Toyota Motor Philippines scored its 10th consecutive Triple Crown in 2011, meaning that for the 10th straight year, it sold the most number of passenger cars, the most number of commercial vehicles and the most number of total vehicles (54,593 units in 2011). This is all well and good, but we only recently realized that there's another positive angle to this story.
You see, hugely responsible for TMP's overall sales success are the Vios subcompact sedan and the Innova multipurpose vehicle. In fact, the Vios and the Innova are the two best-selling vehicles in all of the Philippine car market, moving 14,979 units and 11,805 units last year. (Interesting piece of trivia: The Innova barely nosed ahead of the Mitsubishi Montero Sport for the overall second spot, outselling the popular midsize SUV by a mere seven units.)

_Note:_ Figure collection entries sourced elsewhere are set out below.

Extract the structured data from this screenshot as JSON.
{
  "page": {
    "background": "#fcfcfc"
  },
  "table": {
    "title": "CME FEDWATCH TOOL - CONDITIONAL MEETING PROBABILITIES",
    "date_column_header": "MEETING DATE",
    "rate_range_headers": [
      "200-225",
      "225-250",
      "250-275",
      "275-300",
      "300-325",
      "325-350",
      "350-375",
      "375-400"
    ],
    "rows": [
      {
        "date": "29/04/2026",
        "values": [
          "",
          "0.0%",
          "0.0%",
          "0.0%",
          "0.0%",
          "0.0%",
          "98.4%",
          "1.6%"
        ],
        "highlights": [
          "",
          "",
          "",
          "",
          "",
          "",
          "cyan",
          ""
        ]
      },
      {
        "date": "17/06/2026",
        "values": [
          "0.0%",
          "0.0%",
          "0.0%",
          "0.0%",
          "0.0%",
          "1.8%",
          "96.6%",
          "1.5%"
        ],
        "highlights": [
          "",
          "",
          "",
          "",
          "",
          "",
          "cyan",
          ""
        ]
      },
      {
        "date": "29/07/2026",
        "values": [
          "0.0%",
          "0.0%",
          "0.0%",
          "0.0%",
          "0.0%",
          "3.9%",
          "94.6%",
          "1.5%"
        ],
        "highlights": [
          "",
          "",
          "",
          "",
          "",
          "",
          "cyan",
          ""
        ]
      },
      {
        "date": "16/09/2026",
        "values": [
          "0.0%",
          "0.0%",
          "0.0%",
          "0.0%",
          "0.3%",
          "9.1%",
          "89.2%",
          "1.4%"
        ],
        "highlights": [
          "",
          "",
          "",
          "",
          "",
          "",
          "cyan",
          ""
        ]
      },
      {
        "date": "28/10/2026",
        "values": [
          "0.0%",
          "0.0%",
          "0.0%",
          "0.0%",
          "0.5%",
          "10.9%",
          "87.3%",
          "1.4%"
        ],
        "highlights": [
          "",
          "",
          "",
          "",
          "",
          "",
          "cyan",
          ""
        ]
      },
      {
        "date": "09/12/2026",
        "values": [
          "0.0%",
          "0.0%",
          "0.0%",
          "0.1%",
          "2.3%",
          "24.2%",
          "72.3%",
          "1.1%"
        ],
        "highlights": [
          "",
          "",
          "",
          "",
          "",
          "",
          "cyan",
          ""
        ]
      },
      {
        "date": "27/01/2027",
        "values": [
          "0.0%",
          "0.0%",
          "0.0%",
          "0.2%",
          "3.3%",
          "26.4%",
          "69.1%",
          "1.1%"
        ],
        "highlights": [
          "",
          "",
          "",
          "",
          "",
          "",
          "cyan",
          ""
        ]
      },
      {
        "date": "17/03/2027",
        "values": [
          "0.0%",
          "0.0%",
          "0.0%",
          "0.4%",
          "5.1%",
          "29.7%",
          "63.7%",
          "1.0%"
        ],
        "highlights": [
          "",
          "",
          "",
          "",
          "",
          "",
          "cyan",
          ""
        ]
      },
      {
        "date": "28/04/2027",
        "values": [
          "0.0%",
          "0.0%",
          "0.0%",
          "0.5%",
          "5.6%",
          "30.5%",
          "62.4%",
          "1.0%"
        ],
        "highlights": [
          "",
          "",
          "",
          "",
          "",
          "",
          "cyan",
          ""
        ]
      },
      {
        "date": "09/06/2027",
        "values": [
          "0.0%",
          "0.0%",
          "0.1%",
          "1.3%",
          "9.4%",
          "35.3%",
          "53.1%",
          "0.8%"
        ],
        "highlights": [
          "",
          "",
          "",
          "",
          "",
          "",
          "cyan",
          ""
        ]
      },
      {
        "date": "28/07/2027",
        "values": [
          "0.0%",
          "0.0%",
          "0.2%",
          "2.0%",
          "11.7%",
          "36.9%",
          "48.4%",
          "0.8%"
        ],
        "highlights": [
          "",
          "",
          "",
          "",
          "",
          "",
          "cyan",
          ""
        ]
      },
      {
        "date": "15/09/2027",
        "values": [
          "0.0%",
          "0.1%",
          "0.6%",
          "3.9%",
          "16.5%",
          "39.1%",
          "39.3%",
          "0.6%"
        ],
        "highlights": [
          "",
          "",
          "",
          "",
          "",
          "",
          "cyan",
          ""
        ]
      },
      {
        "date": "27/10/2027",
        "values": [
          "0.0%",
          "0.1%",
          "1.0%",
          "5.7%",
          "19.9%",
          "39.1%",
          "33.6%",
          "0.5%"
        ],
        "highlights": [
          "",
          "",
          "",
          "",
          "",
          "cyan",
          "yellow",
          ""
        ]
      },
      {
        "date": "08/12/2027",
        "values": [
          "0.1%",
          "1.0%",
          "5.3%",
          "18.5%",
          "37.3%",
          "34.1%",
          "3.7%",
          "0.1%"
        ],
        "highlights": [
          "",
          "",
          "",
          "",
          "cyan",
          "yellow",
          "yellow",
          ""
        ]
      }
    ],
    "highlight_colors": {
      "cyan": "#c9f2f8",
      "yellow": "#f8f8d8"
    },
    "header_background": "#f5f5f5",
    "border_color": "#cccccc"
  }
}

What's the big deal, you ask? Well, both the Vios and the Innova happen to be locally produced, put together by world-class Filipino workers at Toyota's assembly plant in Santa Rosa, Laguna. Think about it for a second: The two best-selling cars in the country right now are actually assembled right here. Not imported but proudly Philippine-made.
What are the advantages of Philippine-made vehicles?
In terms of pricing, not much, since vehicles imported from ASEAN countries (like Thailand and Indonesia) are also already exempt from import duties because of the free-trade agreement. But in terms of manufacturing flexibility, it spells a world of convenience for the car company.
"If you're assembling locally, you can react faster to market demands," says TMP first vice president Raymond Rodriguez. "If, for instance, there's a sudden demand for 500 units, you can immediately address that requirement as long as you already have the CKD (completely knocked-down) parts."
If you're merely importing CBU (completely built-up) units, you still have to wait for your order to be served, not to mention you also have to factor in shipping time.
Best of all? If you assemble in the Philippines, you provide precious jobs to hard-working Filipinos. So we commend TMP and all other automakers who have manufacturing facilities in the country. Perhaps we can start consciously patronizing cars made here?